Salah satu pengecualian yang sekarang diperbolehkan oleh Undang-Undang adalah bahwa perusahaan dalam situasi-situasi tertentu dapat membeli sahamnya sendiri. Pembelian tersebut harus disetujui oleh perusahaan dalam rapat umum. Menurut Pasal 76B(1) dari Undang-Undang, anggaran dasar perusahaan harus secara tegas memperbolehkan pembelian kembali/buy back saham tersebut. Pembayaran pembelian saham harus diambil dari laba perusahaan yang dapat dibagikan.[6] Hal ini untuk menjaga posisi para kreditur karena laba tersebut pada setiap saat sudah dibagikan kepada para pemegang saham. Selain itu, para direktur dan manajer perusahaan juga dilarang mengijinkan pembelian kembali saham perusahaan apabila mereka tahu bahwa perusahaan dalam keadaan insolven atau akan insolven sebagai akibat dari pembelian kembali saham perusahaan itu.[7]

Pengurangan Modal
Terlepas dari aturan mempertahankan modal, Undang-Undang memperbolehkan pengurangan modal dalam situasi-situasi tertentu.
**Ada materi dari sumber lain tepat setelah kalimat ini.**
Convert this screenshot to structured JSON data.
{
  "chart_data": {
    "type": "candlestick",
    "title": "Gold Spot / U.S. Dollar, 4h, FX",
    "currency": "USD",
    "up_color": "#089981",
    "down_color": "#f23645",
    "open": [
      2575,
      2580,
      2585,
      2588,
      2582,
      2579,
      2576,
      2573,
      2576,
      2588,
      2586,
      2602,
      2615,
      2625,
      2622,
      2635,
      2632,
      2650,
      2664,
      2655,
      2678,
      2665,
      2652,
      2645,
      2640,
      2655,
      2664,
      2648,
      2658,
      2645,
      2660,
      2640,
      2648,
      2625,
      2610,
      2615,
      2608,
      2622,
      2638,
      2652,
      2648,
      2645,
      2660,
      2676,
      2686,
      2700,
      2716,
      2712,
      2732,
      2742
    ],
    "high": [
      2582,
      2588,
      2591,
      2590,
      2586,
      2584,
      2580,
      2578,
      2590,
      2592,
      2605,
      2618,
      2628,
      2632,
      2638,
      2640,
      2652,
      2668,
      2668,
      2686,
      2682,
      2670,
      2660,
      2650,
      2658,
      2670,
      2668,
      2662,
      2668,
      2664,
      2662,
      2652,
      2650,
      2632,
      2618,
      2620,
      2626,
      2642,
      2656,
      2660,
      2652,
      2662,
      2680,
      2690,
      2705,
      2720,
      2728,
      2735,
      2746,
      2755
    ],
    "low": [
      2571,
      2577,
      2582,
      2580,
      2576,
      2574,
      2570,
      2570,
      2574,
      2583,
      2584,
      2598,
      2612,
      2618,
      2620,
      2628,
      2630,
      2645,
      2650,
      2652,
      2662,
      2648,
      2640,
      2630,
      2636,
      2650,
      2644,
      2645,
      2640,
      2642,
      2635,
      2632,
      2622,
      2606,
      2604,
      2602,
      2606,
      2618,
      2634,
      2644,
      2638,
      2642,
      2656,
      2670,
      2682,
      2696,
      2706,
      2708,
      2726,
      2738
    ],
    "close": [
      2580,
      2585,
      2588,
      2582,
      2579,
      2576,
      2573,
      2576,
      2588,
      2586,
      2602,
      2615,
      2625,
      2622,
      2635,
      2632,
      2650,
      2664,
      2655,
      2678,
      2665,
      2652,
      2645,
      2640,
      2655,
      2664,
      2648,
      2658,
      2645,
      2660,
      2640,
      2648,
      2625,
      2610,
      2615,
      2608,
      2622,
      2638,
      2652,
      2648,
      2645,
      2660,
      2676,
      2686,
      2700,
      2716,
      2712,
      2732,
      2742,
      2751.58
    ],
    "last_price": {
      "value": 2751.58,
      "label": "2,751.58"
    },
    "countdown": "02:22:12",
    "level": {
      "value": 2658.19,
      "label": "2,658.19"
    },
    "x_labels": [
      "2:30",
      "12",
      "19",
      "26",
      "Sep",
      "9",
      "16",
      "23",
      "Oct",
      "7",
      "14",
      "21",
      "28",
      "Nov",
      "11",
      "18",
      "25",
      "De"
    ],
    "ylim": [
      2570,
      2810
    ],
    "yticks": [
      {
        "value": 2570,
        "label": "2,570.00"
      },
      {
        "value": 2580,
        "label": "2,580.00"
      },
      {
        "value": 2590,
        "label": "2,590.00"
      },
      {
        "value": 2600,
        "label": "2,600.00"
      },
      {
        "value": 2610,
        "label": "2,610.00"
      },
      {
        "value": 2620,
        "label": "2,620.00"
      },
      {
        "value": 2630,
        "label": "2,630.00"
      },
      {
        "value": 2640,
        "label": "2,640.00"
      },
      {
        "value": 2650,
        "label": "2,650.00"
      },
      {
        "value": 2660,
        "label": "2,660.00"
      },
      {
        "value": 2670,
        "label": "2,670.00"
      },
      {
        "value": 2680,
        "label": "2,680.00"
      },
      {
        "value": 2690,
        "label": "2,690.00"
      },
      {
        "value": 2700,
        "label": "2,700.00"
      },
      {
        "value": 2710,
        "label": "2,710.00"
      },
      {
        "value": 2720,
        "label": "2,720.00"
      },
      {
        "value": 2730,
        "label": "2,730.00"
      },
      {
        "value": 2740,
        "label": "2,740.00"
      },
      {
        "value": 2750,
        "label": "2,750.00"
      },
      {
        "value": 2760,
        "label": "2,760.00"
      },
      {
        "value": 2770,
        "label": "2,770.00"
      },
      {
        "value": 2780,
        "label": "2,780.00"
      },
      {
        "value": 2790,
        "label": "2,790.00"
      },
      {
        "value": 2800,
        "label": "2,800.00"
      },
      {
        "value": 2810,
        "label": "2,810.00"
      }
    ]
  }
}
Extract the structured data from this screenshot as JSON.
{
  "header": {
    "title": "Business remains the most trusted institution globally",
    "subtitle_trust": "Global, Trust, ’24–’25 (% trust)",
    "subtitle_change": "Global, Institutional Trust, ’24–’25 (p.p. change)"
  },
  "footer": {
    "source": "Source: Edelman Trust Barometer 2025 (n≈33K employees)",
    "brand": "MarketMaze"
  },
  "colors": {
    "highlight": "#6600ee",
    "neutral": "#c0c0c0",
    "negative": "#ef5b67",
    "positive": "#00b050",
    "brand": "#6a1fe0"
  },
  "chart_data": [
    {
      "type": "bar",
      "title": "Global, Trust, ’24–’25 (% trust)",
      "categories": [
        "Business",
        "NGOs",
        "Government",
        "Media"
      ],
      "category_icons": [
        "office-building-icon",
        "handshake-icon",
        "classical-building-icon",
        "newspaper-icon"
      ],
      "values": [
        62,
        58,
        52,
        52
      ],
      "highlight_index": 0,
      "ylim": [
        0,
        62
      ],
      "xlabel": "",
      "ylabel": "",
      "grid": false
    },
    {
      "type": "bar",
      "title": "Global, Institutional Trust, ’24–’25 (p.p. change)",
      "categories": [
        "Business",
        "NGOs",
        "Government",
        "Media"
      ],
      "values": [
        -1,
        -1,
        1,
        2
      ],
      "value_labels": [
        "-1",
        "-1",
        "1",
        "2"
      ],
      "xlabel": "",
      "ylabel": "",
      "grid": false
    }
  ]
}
Ketentuan yang terpenting adalah pasal 73(1) dari Undang-Undang, yang mengatur bahwa perusahaan, jika diwenangkan menurut anggaran dasarnya berdasarkan keputusan khusus, dapat mengurangi permodalan sahamnya dengan cara apapun dan khususnya, tanpa membatasi arti keseluruhan dari ketentuan sebelumnya, dapat melakukan semua atau salah satu tindakan berikut ini:  
  1. menghapus atau mengurangi tanggung jawab atas salah satu sahamnya berkenaan dengan permodalan saham yang belum disetor;
  2. membatalkan modal disetor yang hilang atau tidak diwakili oleh aset yang tersedia;
  3. membayar lunas permodalan saham yang telah melebihi kebutuhan perusahaan.
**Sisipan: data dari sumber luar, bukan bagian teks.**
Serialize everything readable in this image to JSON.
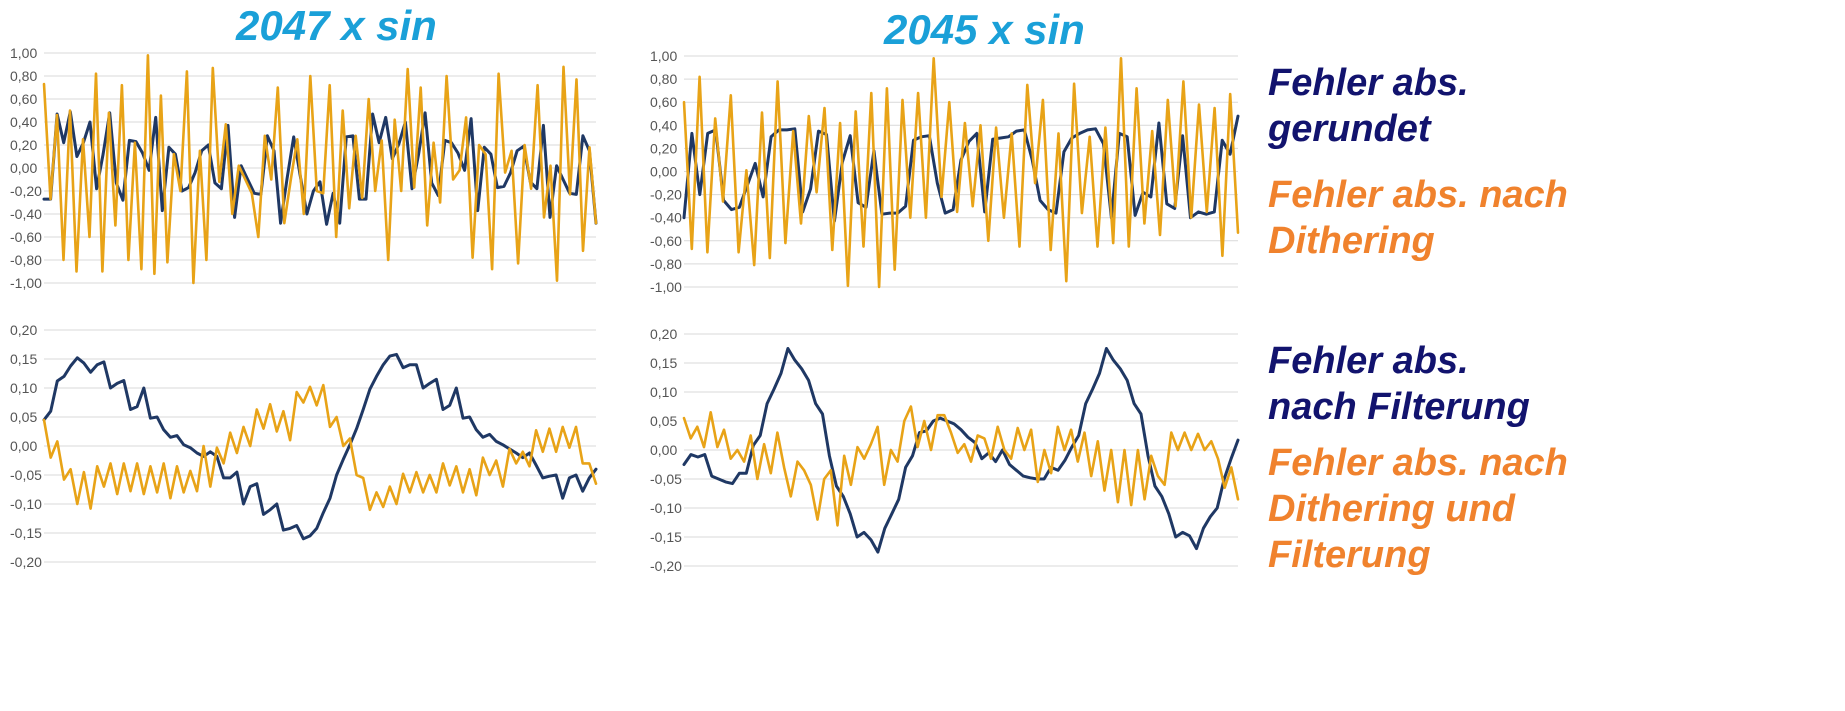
{
  "titles": {
    "left": "2047 x sin",
    "right": "2045 x sin"
  },
  "legend": {
    "top_navy": [
      "Fehler abs.",
      "gerundet"
    ],
    "top_orange": [
      "Fehler abs. nach",
      "Dithering"
    ],
    "bottom_navy": [
      "Fehler abs.",
      "nach Filterung"
    ],
    "bottom_orange": [
      "Fehler abs. nach",
      "Dithering und",
      "Filterung"
    ]
  },
  "colors": {
    "navy_series": "#1f3864",
    "orange_series": "#e8a317",
    "title": "#1aa0d8",
    "legend_navy": "#12136e",
    "legend_orange": "#f0822d",
    "grid": "#d9d9d9"
  },
  "chart_data": [
    {
      "type": "line",
      "title": "2047 x sin",
      "ylim": [
        -1.0,
        1.0
      ],
      "yticks": [
        "1,00",
        "0,80",
        "0,60",
        "0,40",
        "0,20",
        "0,00",
        "-0,20",
        "-0,40",
        "-0,60",
        "-0,80",
        "-1,00"
      ],
      "grid": true,
      "series": [
        {
          "name": "Fehler abs. gerundet",
          "color": "#1f3864",
          "values": [
            -0.27,
            -0.27,
            0.47,
            0.22,
            0.49,
            0.1,
            0.22,
            0.4,
            -0.18,
            0.12,
            0.48,
            -0.13,
            -0.28,
            0.24,
            0.23,
            0.13,
            -0.02,
            0.44,
            -0.37,
            0.18,
            0.12,
            -0.2,
            -0.17,
            -0.04,
            0.15,
            0.2,
            -0.13,
            -0.18,
            0.37,
            -0.43,
            0.02,
            -0.1,
            -0.22,
            -0.23,
            0.28,
            0.15,
            -0.48,
            -0.09,
            0.27,
            -0.07,
            -0.4,
            -0.2,
            -0.12,
            -0.49,
            -0.22,
            -0.48,
            0.27,
            0.28,
            -0.27,
            -0.27,
            0.47,
            0.22,
            0.44,
            0.08,
            0.21,
            0.4,
            -0.18,
            0.12,
            0.48,
            -0.13,
            -0.24,
            0.24,
            0.22,
            0.13,
            -0.02,
            0.43,
            -0.37,
            0.18,
            0.12,
            -0.17,
            -0.16,
            -0.04,
            0.15,
            0.19,
            -0.12,
            -0.18,
            0.37,
            -0.43,
            0.02,
            -0.1,
            -0.22,
            -0.23,
            0.28,
            0.15,
            -0.48
          ]
        },
        {
          "name": "Fehler abs. nach Dithering",
          "color": "#e8a317",
          "values": [
            0.73,
            -0.27,
            0.46,
            -0.8,
            0.5,
            -0.9,
            0.25,
            -0.6,
            0.82,
            -0.9,
            0.48,
            -0.5,
            0.72,
            -0.8,
            0.22,
            -0.88,
            0.98,
            -0.92,
            0.63,
            -0.82,
            0.12,
            -0.2,
            0.84,
            -1.0,
            0.15,
            -0.8,
            0.87,
            -0.12,
            0.38,
            -0.4,
            0.02,
            -0.1,
            -0.22,
            -0.6,
            0.28,
            -0.1,
            0.7,
            -0.48,
            -0.1,
            0.25,
            -0.4,
            0.8,
            -0.2,
            -0.22,
            0.72,
            -0.6,
            0.5,
            -0.35,
            0.28,
            -0.26,
            0.6,
            -0.2,
            0.24,
            -0.8,
            0.42,
            -0.2,
            0.86,
            -0.17,
            0.7,
            -0.5,
            0.22,
            -0.3,
            0.8,
            -0.1,
            -0.02,
            0.44,
            -0.78,
            0.2,
            0.12,
            -0.88,
            0.82,
            -0.04,
            0.15,
            -0.83,
            0.2,
            -0.18,
            0.72,
            -0.43,
            0.02,
            -0.98,
            0.88,
            -0.23,
            0.77,
            -0.72,
            0.18,
            -0.48
          ]
        }
      ]
    },
    {
      "type": "line",
      "title": "2045 x sin",
      "ylim": [
        -1.0,
        1.0
      ],
      "yticks": [
        "1,00",
        "0,80",
        "0,60",
        "0,40",
        "0,20",
        "0,00",
        "-0,20",
        "-0,40",
        "-0,60",
        "-0,80",
        "-1,00"
      ],
      "grid": true,
      "series": [
        {
          "name": "Fehler abs. gerundet",
          "color": "#1f3864",
          "values": [
            -0.4,
            0.33,
            -0.2,
            0.33,
            0.36,
            -0.25,
            -0.33,
            -0.31,
            -0.12,
            0.07,
            -0.22,
            0.3,
            0.36,
            0.36,
            0.37,
            -0.35,
            -0.15,
            0.35,
            0.32,
            -0.43,
            0.08,
            0.31,
            -0.27,
            -0.31,
            0.18,
            -0.37,
            -0.36,
            -0.36,
            -0.3,
            0.27,
            0.3,
            0.31,
            -0.1,
            -0.36,
            -0.33,
            0.1,
            0.26,
            0.33,
            -0.35,
            0.28,
            0.29,
            0.3,
            0.35,
            0.36,
            0.1,
            -0.25,
            -0.33,
            -0.36,
            0.17,
            0.29,
            0.33,
            0.36,
            0.37,
            0.24,
            -0.4,
            0.33,
            0.3,
            -0.38,
            -0.18,
            -0.22,
            0.42,
            -0.28,
            -0.32,
            0.31,
            -0.4,
            -0.35,
            -0.37,
            -0.35,
            0.27,
            0.15,
            0.48
          ]
        },
        {
          "name": "Fehler abs. nach Dithering",
          "color": "#e8a317",
          "values": [
            0.6,
            -0.67,
            0.82,
            -0.7,
            0.46,
            -0.26,
            0.66,
            -0.7,
            0.01,
            -0.81,
            0.51,
            -0.75,
            0.78,
            -0.62,
            0.35,
            -0.45,
            0.48,
            -0.18,
            0.55,
            -0.68,
            0.42,
            -0.99,
            0.52,
            -0.65,
            0.68,
            -1.0,
            0.72,
            -0.85,
            0.62,
            -0.4,
            0.68,
            -0.4,
            0.98,
            -0.22,
            0.6,
            -0.35,
            0.42,
            -0.3,
            0.4,
            -0.6,
            0.38,
            -0.4,
            0.33,
            -0.65,
            0.75,
            -0.1,
            0.62,
            -0.68,
            0.33,
            -0.95,
            0.76,
            -0.36,
            0.3,
            -0.65,
            0.38,
            -0.62,
            0.98,
            -0.65,
            0.72,
            -0.45,
            0.35,
            -0.55,
            0.62,
            -0.3,
            0.78,
            -0.4,
            0.58,
            -0.35,
            0.55,
            -0.73,
            0.67,
            -0.53
          ]
        }
      ]
    },
    {
      "type": "line",
      "title": "",
      "ylim": [
        -0.2,
        0.2
      ],
      "yticks": [
        "0,20",
        "0,15",
        "0,10",
        "0,05",
        "0,00",
        "-0,05",
        "-0,10",
        "-0,15",
        "-0,20"
      ],
      "grid": true,
      "series": [
        {
          "name": "Fehler abs. nach Filterung",
          "color": "#1f3864",
          "values": [
            0.045,
            0.06,
            0.112,
            0.12,
            0.138,
            0.152,
            0.143,
            0.127,
            0.14,
            0.145,
            0.1,
            0.108,
            0.113,
            0.063,
            0.068,
            0.1,
            0.048,
            0.05,
            0.028,
            0.015,
            0.018,
            0.002,
            -0.003,
            -0.012,
            -0.018,
            -0.01,
            -0.018,
            -0.055,
            -0.055,
            -0.045,
            -0.1,
            -0.07,
            -0.065,
            -0.118,
            -0.11,
            -0.1,
            -0.145,
            -0.142,
            -0.137,
            -0.16,
            -0.155,
            -0.142,
            -0.115,
            -0.09,
            -0.05,
            -0.023,
            0.002,
            0.03,
            0.063,
            0.098,
            0.12,
            0.14,
            0.155,
            0.158,
            0.135,
            0.14,
            0.14,
            0.1,
            0.108,
            0.115,
            0.063,
            0.07,
            0.1,
            0.048,
            0.05,
            0.028,
            0.015,
            0.02,
            0.008,
            0.002,
            -0.005,
            -0.012,
            -0.02,
            -0.012,
            -0.033,
            -0.055,
            -0.052,
            -0.05,
            -0.09,
            -0.055,
            -0.05,
            -0.078,
            -0.055,
            -0.04
          ]
        },
        {
          "name": "Fehler abs. nach Dithering und Filterung",
          "color": "#e8a317",
          "values": [
            0.045,
            -0.02,
            0.008,
            -0.058,
            -0.04,
            -0.1,
            -0.045,
            -0.108,
            -0.035,
            -0.07,
            -0.03,
            -0.083,
            -0.03,
            -0.078,
            -0.03,
            -0.083,
            -0.035,
            -0.08,
            -0.03,
            -0.09,
            -0.035,
            -0.08,
            -0.043,
            -0.078,
            0.0,
            -0.07,
            -0.003,
            -0.03,
            0.023,
            -0.012,
            0.033,
            0.0,
            0.063,
            0.03,
            0.072,
            0.025,
            0.06,
            0.01,
            0.093,
            0.075,
            0.102,
            0.07,
            0.105,
            0.033,
            0.05,
            0.0,
            0.013,
            -0.05,
            -0.055,
            -0.11,
            -0.08,
            -0.105,
            -0.07,
            -0.1,
            -0.048,
            -0.08,
            -0.045,
            -0.08,
            -0.05,
            -0.08,
            -0.03,
            -0.068,
            -0.035,
            -0.08,
            -0.04,
            -0.085,
            -0.02,
            -0.05,
            -0.025,
            -0.07,
            -0.005,
            -0.03,
            -0.01,
            -0.035,
            0.027,
            -0.01,
            0.03,
            -0.01,
            0.033,
            -0.003,
            0.033,
            -0.03,
            -0.03,
            -0.065
          ]
        }
      ]
    },
    {
      "type": "line",
      "title": "",
      "ylim": [
        -0.2,
        0.2
      ],
      "yticks": [
        "0,20",
        "0,15",
        "0,10",
        "0,05",
        "0,00",
        "-0,05",
        "-0,10",
        "-0,15",
        "-0,20"
      ],
      "grid": true,
      "series": [
        {
          "name": "Fehler abs. nach Filterung",
          "color": "#1f3864",
          "values": [
            -0.025,
            -0.008,
            -0.012,
            -0.008,
            -0.045,
            -0.05,
            -0.055,
            -0.058,
            -0.04,
            -0.04,
            0.008,
            0.025,
            0.08,
            0.105,
            0.132,
            0.175,
            0.155,
            0.14,
            0.12,
            0.08,
            0.062,
            -0.01,
            -0.062,
            -0.08,
            -0.11,
            -0.15,
            -0.142,
            -0.155,
            -0.176,
            -0.135,
            -0.11,
            -0.085,
            -0.03,
            -0.01,
            0.03,
            0.033,
            0.05,
            0.055,
            0.05,
            0.045,
            0.035,
            0.022,
            0.013,
            -0.015,
            -0.005,
            -0.02,
            0.0,
            -0.025,
            -0.035,
            -0.045,
            -0.048,
            -0.05,
            -0.05,
            -0.03,
            -0.035,
            -0.018,
            0.005,
            0.025,
            0.08,
            0.105,
            0.132,
            0.175,
            0.155,
            0.14,
            0.12,
            0.08,
            0.062,
            -0.01,
            -0.062,
            -0.08,
            -0.11,
            -0.15,
            -0.142,
            -0.148,
            -0.17,
            -0.135,
            -0.115,
            -0.1,
            -0.05,
            -0.015,
            0.017
          ]
        },
        {
          "name": "Fehler abs. nach Dithering und Filterung",
          "color": "#e8a317",
          "values": [
            0.055,
            0.02,
            0.04,
            0.005,
            0.065,
            0.005,
            0.035,
            -0.015,
            0.0,
            -0.02,
            0.025,
            -0.05,
            0.01,
            -0.04,
            0.03,
            -0.03,
            -0.08,
            -0.02,
            -0.035,
            -0.06,
            -0.12,
            -0.05,
            -0.035,
            -0.13,
            -0.01,
            -0.06,
            0.005,
            -0.015,
            0.01,
            0.04,
            -0.06,
            0.0,
            -0.02,
            0.05,
            0.075,
            0.005,
            0.05,
            0.0,
            0.06,
            0.06,
            0.03,
            -0.005,
            0.01,
            -0.02,
            0.025,
            0.02,
            -0.015,
            0.04,
            0.0,
            -0.015,
            0.038,
            0.0,
            0.035,
            -0.055,
            0.0,
            -0.04,
            0.04,
            0.0,
            0.035,
            -0.02,
            0.03,
            -0.045,
            0.015,
            -0.07,
            0.0,
            -0.09,
            0.0,
            -0.095,
            0.0,
            -0.085,
            -0.01,
            -0.045,
            -0.06,
            0.03,
            0.0,
            0.03,
            0.0,
            0.028,
            0.0,
            0.015,
            -0.015,
            -0.065,
            -0.03,
            -0.085
          ]
        }
      ]
    }
  ]
}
Setiap pengurangan modal harus disetujui oleh pengadilan, dan dalam situasi-situasi tertentu, para kreditur berhak mengajukan keberatan terhadap pengurangan modal tersebut.[8]
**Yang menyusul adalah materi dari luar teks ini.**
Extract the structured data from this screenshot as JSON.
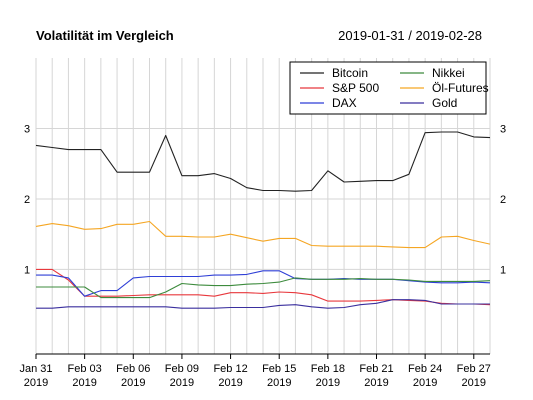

4. Perlindungan Hukum Pemegang Saham

Oppression Remedy
Selain mampu mengajukan gugatan derivatif baik menurut common law atau undang-undang untuk melindungi kepentingan sah dari perusahaan, ada dua upaya hukum penting lainnya yang terbuka bagi para pemegang saham yang merasa kepentingannya terusik. Pertama diatur berdasarkan Pasal 216 dari Undang-Undang. Pasal 216 (1) mengatur bahwa setiap anggota atau pemilik debentur perusahaan, atau Menteri Keuangan dalam kasus-kasus tertentu, dapat mengajukan permohonan penetapan kepada pengadilan agar urusan perusahaan dijalankan dengan cara menekan satu atau lebih anggota atau pemegang debentur, atau dengan mengabaikan kepentingan mereka sebagai anggota, pemegang saham atau pemegang debentur perusahaan. Pengajuan permohonan yang serupa dapat juga dilakukan apabila terdapat suatu tindakan perusahaan yang telah dilakukan atau akan terjadi yang mana secara tidak adil mendiskriminasikan atau dengan cara lain merugikan satu atau lebih anggota atau pemegang debentur. Pasal 216 biasa dikenal sebagai upaya hukum tekanan/oppression remedy.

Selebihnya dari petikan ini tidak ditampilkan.